Asistíamos a las actividades ataviados, según el caso, en uniformes o ropa de campaña. Éramos felices en cada entorno en el que nos movíamos. Nos resultaban igual de atractivos los encuentros solemnes en la Loma de Coroneaux, sitio emblemático de la Batalla de Guisa, mi pueblo natal, que las acampadas a cielo abierto en otros puntos periféricos.
Corrían los finales de la década del 60. Dentro de una nación agredida, igual que hoy, pertenecíamos a la entonces Unión de Pioneros de Cuba (UPC), lo cual nunca significó suspender clases o descuidar el estudio. Antes de ser pionera yo añoraba mucho tener anudada al cuello la pañoleta bicolor —mitad blanca, mitad azul—. Tanto, que el día en que mi hermana mayor la recibía me retraté con la de ella, en el propio escenario de celebración.
Obras de teatro en los matutinos de la escuela, coros, actos cívicos en los que nadie osaba hablar mientras cantábamos el Himno Nacional y se izaba la bandera, fiestas de diversa índole y otras propuestas fueron, también, aderezos de nuestra vida pioneril. Después la organización modificó su nombre y la edad de ingreso se extendió a la de la Enseñanza Secundaria, que en aquellos tiempos era el inicio de la pertenencia a la FEEM, como creo que aún debiera ser hoy.
Y llegó el ingreso a la Unión de Jóvenes Comunistas, que solía sorprendernos, en ocasiones, antes de que cumpliéramos los 15 años.
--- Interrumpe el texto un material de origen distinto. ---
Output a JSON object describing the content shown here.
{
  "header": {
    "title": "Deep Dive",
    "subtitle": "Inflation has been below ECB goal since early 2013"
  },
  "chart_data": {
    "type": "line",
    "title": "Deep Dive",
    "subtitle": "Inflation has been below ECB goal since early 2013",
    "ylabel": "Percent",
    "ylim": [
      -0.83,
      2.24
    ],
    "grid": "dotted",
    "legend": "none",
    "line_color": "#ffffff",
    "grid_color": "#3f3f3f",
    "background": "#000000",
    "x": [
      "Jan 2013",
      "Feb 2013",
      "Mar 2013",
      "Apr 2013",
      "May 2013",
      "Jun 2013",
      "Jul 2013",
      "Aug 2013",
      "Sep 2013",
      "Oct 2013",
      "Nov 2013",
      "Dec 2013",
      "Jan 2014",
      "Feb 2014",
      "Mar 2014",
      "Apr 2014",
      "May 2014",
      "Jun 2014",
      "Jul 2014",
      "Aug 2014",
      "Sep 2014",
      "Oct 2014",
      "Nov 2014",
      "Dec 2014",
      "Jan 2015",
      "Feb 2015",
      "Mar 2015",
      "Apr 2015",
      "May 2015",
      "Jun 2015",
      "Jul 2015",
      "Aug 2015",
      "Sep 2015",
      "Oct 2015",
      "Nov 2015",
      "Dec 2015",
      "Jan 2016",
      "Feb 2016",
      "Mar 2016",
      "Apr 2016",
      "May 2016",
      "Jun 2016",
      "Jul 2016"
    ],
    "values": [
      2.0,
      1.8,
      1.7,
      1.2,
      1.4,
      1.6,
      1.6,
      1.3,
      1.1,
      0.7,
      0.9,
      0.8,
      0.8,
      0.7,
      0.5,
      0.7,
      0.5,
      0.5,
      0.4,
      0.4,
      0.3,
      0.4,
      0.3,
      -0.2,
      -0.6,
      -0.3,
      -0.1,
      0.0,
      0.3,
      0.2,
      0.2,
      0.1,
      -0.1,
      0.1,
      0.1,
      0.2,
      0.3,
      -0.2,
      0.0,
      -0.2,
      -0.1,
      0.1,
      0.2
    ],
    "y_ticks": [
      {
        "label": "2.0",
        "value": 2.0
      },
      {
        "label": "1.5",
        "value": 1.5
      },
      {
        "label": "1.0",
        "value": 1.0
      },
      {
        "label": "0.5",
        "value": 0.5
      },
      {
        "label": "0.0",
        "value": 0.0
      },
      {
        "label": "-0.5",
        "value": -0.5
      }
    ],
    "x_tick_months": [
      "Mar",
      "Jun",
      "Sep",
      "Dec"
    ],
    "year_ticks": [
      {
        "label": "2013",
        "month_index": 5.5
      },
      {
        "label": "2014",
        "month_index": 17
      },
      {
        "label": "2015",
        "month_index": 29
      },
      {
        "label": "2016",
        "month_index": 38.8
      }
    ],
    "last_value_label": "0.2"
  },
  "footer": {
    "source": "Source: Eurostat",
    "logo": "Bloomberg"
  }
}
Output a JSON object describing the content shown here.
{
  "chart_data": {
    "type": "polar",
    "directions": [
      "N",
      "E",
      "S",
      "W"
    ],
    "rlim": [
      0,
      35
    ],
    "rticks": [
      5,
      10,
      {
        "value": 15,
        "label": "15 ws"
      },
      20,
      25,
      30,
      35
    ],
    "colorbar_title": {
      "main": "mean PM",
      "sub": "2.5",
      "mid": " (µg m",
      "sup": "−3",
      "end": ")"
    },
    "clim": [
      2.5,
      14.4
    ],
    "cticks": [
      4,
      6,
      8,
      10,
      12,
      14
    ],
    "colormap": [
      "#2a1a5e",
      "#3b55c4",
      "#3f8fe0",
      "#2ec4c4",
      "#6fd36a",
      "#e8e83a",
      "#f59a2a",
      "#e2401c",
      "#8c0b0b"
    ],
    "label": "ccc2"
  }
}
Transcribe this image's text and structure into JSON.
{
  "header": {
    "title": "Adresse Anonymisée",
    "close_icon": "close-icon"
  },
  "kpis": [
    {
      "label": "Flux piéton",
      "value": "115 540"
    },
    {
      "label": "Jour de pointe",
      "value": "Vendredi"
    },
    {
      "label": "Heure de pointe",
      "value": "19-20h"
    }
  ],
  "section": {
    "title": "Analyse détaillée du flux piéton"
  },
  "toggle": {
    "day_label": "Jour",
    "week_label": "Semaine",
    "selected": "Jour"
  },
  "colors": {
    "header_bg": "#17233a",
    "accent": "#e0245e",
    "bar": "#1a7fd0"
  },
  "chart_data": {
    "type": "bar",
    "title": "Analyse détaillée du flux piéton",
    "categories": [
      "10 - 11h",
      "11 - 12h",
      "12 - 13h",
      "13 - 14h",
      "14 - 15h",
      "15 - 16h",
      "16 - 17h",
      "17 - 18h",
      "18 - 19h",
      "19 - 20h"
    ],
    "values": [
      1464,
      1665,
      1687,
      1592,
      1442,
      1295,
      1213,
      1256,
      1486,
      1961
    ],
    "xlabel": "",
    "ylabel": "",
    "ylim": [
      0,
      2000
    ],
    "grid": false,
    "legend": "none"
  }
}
Con él, se arreció el fogueo al carácter y a la responsabilidad, sobre todo en aquellas memorables etapas de Escuela al Campo, cuando el trabajo jamás resultó carga, sino disfrute.
Desalmidonadas, aunque serias, solían ser las iniciativas, que nos acompañaron hasta más allá de la universidad. La historia de la nación cubana y de países amigos estuvo siempre a modo de denominador común, cuando, ya en el periódico Escambray, nos tocó la suerte de integrar un Comité de Base resuelto y dinámico.
Velar por bustos de las áreas cercanas, visitar fábricas y museos, promover encuentros de lectura y debates de cine, apoyar a cada joven de su radio de acción; todo ello integra la memoria de los otrora militantes de la UJC en las décadas del 80 y el 90. El paso por ambas organizaciones nos preparó para la vida; nos volvió alegres y a la vez profundos.
No digo que ahora sea exactamente diferente, pero siento que no es igual. No puede ser igual cuando el contexto es otro. Organización política de vanguardia de la juventud cubana, la Unión de Jóvenes Comunistas es también la principal cantera para el ingreso a las filas del Partido. Por eso le corresponde seguir siendo ese grupo al que se quiera pertenecer porque sus propuestas interesen y atraigan.
Este es, por más que avancen los tiempos y las tecnologías, el mismo país y el mismo continente donde vivió, luchó y fundó Ernesto Che Guevara, quien sostenía que los jóvenes comunistas debían ser “los primeros en estar dispuestos para los sacrificios que la Revolución demande, cualquiera que sea la índole de esos sacrificios. Los primeros en el trabajo. Los primeros en el estudio. Los primeros en la defensa del país”. Y los llamó al ejemplo, desde quienes dirigen hasta el último de los miembros, sin renunciar a la inconformidad edificante.
Se puede, estoy segura, ser fresco y espontáneo, como también recomendaba él, sin perder la hondura de los razonamientos. Se debe, creo, recuperar el terreno perdido, lo mismo en materia de organización que en los resortes de convocatoria, los procedimientos para ciertos análisis o los procesos de crecimiento, que son la garantía de continuidad. Argumentos no faltan para seguir siendo banderas, pero banderas de verdad.
Nacidas un 4 de abril, la una en 1961 y la otra en 1962, la Organización de Pioneros y la UJC celebran sus respectivos cumpleaños. A ambas corresponde seguir siendo fraguas de nuevas generaciones de cubanos, con visión futura, con fórmulas que enganchen. Todo está en que la membresía se identifique con las ideas —nacidas del esfuerzo común— y las ponga, de la mejor forma posible, al servicio de la nación.